Limitations & Future Work¶
- Validation is primarily conducted on indoor single-person single-object scenarios; generalization to complex multi-person multi-object scenes remains unexplored.
- The method operates on single images and lacks temporal consistency, making it unsuitable for video tasks.
- Performance depends on the inpainting capability of the diffusion model and may degrade for unseen object categories.
- The convex hull assumption may not be appropriate for certain non-convex occlusion patterns.
- Future work could extend this framework to temporally consistent video amodal completion and more complex multi-person interaction scenarios.
Related Work & Insights¶
- The proposed method is complementary to general amodal completion approaches such as pix2gestalt, which do not account for the physical constraints specific to HOI.
- The idea of differentiated multi-regional inpainting can be generalized to other image editing tasks requiring zone-wise processing.
- The convex hull plus contact point region identification strategy could be applied to occluded object understanding in robotic grasping scenarios.
- The 3D Gaussian Splatting reconstruction application demonstrates the downstream value of amodal completion.
Rating¶
- Novelty: ⭐⭐⭐⭐ First application of amodal completion specifically to HOI; the multi-regional inpainting strategy is novel and practical.

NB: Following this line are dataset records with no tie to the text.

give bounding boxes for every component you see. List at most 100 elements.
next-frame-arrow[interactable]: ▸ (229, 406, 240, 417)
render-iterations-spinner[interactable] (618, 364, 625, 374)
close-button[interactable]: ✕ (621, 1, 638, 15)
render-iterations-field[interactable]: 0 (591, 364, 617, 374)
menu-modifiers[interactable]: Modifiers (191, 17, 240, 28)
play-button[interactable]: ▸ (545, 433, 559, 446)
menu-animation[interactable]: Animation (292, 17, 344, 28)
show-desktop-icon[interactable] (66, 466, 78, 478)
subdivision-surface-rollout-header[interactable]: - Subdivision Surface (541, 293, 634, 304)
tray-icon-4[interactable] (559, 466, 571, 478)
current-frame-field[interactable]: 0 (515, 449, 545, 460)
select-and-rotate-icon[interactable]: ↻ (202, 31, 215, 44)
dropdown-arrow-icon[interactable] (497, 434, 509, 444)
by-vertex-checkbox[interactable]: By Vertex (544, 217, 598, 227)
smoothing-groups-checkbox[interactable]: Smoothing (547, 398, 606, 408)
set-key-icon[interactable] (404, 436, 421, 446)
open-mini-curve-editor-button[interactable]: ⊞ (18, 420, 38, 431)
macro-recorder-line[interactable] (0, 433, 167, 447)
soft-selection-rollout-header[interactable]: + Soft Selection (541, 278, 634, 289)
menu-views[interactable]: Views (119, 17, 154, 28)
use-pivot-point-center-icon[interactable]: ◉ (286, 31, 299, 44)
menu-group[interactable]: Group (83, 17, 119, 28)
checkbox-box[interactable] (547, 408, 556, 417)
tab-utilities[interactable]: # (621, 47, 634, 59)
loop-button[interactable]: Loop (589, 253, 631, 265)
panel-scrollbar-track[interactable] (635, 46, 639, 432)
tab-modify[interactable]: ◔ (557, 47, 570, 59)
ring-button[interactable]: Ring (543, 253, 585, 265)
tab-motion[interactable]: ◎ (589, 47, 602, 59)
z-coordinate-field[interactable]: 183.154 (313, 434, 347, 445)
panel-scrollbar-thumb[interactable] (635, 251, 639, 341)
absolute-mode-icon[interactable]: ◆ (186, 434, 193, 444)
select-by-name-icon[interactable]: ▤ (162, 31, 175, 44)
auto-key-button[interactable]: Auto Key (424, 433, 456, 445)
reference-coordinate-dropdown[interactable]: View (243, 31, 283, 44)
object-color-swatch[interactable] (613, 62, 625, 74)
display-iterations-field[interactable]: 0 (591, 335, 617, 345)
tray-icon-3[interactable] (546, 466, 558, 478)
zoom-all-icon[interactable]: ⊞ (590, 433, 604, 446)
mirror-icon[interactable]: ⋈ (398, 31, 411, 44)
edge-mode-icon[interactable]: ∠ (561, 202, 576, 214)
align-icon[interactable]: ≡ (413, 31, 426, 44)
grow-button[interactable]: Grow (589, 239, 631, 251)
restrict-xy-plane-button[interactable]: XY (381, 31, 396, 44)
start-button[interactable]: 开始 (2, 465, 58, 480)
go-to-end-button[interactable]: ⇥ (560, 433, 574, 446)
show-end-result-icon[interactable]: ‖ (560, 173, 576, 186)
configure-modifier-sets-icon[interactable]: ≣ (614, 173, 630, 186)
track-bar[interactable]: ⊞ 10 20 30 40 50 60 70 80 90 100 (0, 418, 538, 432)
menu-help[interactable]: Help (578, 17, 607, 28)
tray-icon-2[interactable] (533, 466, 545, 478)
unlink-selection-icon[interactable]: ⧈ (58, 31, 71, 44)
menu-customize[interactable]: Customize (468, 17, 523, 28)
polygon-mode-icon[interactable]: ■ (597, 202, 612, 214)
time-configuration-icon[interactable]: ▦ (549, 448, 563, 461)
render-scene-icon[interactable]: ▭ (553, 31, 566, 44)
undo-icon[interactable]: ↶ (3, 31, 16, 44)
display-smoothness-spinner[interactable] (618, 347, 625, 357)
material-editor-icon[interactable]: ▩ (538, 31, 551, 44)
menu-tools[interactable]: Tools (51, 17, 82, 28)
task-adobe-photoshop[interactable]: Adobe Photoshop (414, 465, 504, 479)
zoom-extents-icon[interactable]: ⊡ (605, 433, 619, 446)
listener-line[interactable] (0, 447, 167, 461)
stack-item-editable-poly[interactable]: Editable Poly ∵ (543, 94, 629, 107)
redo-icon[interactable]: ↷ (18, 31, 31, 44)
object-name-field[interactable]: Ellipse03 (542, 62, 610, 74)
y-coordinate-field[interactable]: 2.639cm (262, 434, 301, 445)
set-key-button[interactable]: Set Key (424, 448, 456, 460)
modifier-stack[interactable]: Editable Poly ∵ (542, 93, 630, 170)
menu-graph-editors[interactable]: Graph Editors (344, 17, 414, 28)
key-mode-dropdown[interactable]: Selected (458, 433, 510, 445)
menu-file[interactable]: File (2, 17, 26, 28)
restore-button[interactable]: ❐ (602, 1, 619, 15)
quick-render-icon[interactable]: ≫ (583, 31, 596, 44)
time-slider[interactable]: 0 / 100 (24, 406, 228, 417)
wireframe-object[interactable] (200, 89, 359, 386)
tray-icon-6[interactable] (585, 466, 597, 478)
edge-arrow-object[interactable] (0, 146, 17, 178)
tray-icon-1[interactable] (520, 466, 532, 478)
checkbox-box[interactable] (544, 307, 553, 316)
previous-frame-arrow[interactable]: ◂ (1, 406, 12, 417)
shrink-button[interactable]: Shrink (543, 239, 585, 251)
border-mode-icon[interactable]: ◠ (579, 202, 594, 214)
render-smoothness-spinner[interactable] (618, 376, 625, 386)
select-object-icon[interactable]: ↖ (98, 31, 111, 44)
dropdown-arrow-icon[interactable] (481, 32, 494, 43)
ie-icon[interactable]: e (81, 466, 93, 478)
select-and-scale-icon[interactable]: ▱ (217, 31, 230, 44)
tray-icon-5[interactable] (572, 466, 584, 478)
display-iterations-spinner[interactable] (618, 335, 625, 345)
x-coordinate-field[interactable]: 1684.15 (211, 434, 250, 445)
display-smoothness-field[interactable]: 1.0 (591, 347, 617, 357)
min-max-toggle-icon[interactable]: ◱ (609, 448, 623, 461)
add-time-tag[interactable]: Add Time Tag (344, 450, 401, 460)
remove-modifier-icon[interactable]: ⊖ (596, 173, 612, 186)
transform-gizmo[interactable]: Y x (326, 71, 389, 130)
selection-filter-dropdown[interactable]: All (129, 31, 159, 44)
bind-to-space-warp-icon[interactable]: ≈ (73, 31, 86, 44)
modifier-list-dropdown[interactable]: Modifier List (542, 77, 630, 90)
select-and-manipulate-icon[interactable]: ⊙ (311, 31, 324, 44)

- Experimental Thoroughness: ⭐⭐⭐⭐ Two datasets, user studies, extensive ablations, and a 3D application are included, though the datasets are limited to indoor settings.
- Writing Quality: ⭐⭐⭐⭐ Motivation is clearly articulated, pipeline diagrams are intuitive, and mathematical derivations are complete.
- Value: ⭐⭐⭐⭐ A practical tool for HOI understanding and 3D reconstruction that opens a new research direction.